To register S3 table bucket catalogs with the Athena console, perform the following steps.

  1. Open the Athena console at https://console.aws.amazon.com/athena/.

  2. In the navigation pane, choose Data sources and catalogs.

  3. On the Data sources and catalogs page, choose Create data source.

  4. For Choose a data source, choose Amazon S3 - Amazon Glue Data Catalog.

  5. In the Amazon Glue Data Catalog section, for Data source account, choose Amazon Glue Data Catalog in this account.

  6. For Create a table or register a catalog, choose Register a new Amazon Glue Catalog.
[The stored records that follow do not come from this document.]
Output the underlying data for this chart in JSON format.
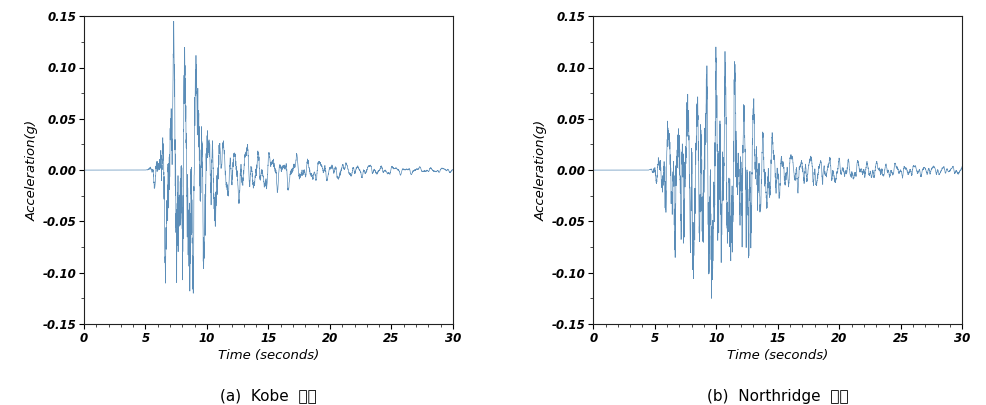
{
  "line_color": "#5B8DB8",
  "line_width": 0.5,
  "xlim": [
    0,
    30
  ],
  "ylim": [
    -0.15,
    0.15
  ],
  "xticks": [
    0,
    5,
    10,
    15,
    20,
    25,
    30
  ],
  "yticks": [
    -0.15,
    -0.1,
    -0.05,
    0.0,
    0.05,
    0.1,
    0.15
  ],
  "xlabel": "Time (seconds)",
  "ylabel": "Acceleration(g)",
  "caption_kobe": "(a)  Kobe  지진",
  "caption_northridge": "(b)  Northridge  지진",
  "background_color": "#ffffff",
  "axis_linewidth": 0.8,
  "tick_fontsize": 8.5,
  "label_fontsize": 9.5,
  "caption_fontsize": 11
}
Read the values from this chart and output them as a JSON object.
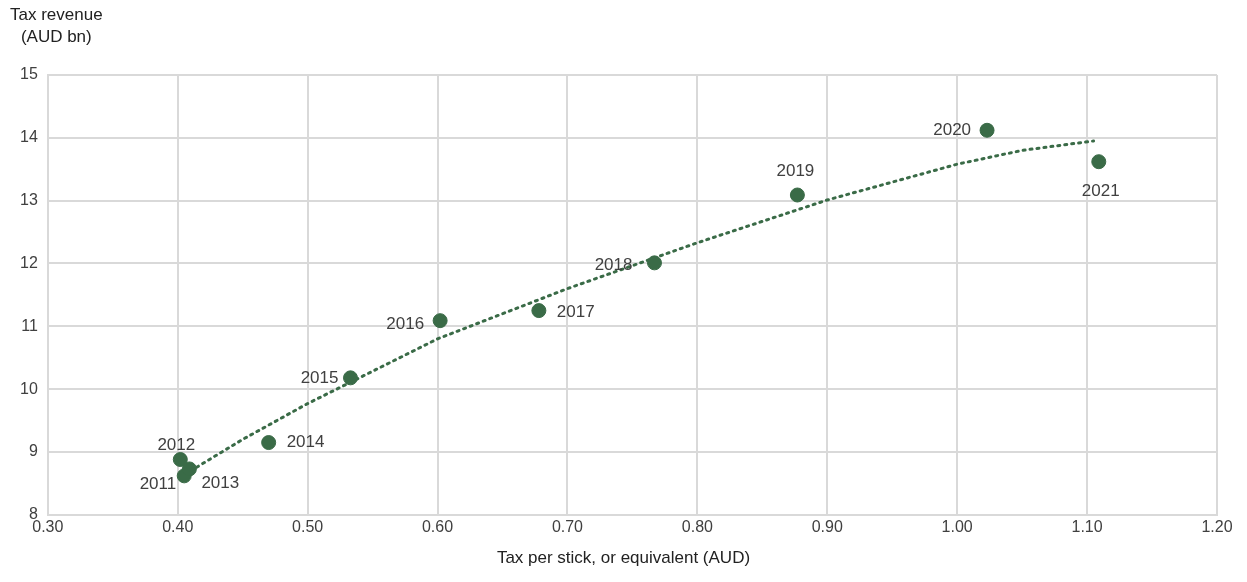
{
  "chart_data": {
    "type": "scatter",
    "ylabel": "Tax revenue\n(AUD bn)",
    "xlabel": "Tax per stick, or equivalent (AUD)",
    "xlim": [
      0.3,
      1.2
    ],
    "xticks": [
      {
        "value": 0.3,
        "label": "0.30"
      },
      {
        "value": 0.4,
        "label": "0.40"
      },
      {
        "value": 0.5,
        "label": "0.50"
      },
      {
        "value": 0.6,
        "label": "0.60"
      },
      {
        "value": 0.7,
        "label": "0.70"
      },
      {
        "value": 0.8,
        "label": "0.80"
      },
      {
        "value": 0.9,
        "label": "0.90"
      },
      {
        "value": 1.0,
        "label": "1.00"
      },
      {
        "value": 1.1,
        "label": "1.10"
      },
      {
        "value": 1.2,
        "label": "1.20"
      }
    ],
    "ylim": [
      8,
      15
    ],
    "yticks": [
      8,
      9,
      10,
      11,
      12,
      13,
      14,
      15
    ],
    "grid": true,
    "legend": false,
    "marker": "circle",
    "series": [
      {
        "color": "#3a6b47",
        "x": [
          0.405,
          0.402,
          0.409,
          0.47,
          0.533,
          0.602,
          0.678,
          0.767,
          0.877,
          1.023,
          1.109
        ],
        "values": [
          8.62,
          8.88,
          8.73,
          9.15,
          10.18,
          11.09,
          11.25,
          12.01,
          13.09,
          14.12,
          13.62
        ]
      },
      {
        "type": "line",
        "color": "#3a6b47",
        "line_style": "dotted",
        "marker": "none",
        "x": [
          0.41,
          0.45,
          0.5,
          0.6,
          0.7,
          0.8,
          0.9,
          1.0,
          1.05,
          1.105
        ],
        "values": [
          8.7,
          9.2,
          9.77,
          10.8,
          11.6,
          12.33,
          13.01,
          13.58,
          13.8,
          13.95
        ]
      }
    ],
    "annotations": [
      {
        "text": "2011",
        "x": 0.405,
        "y": 8.62
      },
      {
        "text": "2012",
        "x": 0.402,
        "y": 8.88
      },
      {
        "text": "2013",
        "x": 0.409,
        "y": 8.73
      },
      {
        "text": "2014",
        "x": 0.47,
        "y": 9.15
      },
      {
        "text": "2015",
        "x": 0.533,
        "y": 10.18
      },
      {
        "text": "2016",
        "x": 0.602,
        "y": 11.09
      },
      {
        "text": "2017",
        "x": 0.678,
        "y": 11.25
      },
      {
        "text": "2018",
        "x": 0.767,
        "y": 12.01
      },
      {
        "text": "2019",
        "x": 0.877,
        "y": 13.09
      },
      {
        "text": "2020",
        "x": 1.023,
        "y": 14.12
      },
      {
        "text": "2021",
        "x": 1.109,
        "y": 13.62
      }
    ]
  }
}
  7. In the Data source details section, for Data source name, enter the name that you want to use to specify the data source in your SQL queries or use the default name that is generated.

  8. For Catalog, choose Browse to search for a list of Amazon Glue catalogs in the same account. If you don't see any existing catalogs, create one in Amazon Glue console.

  9. In the Browse Amazon Glue catalogs dialog box, select the catalog that you want to use, and then choose Choose.

  10. (Optional) For Tags, enter any key/value pairs that you want to associate with the data source.

  11. Choose Next.

  12. On the Review and create page, verify that the information that you entered is correct, and then choose Create data source.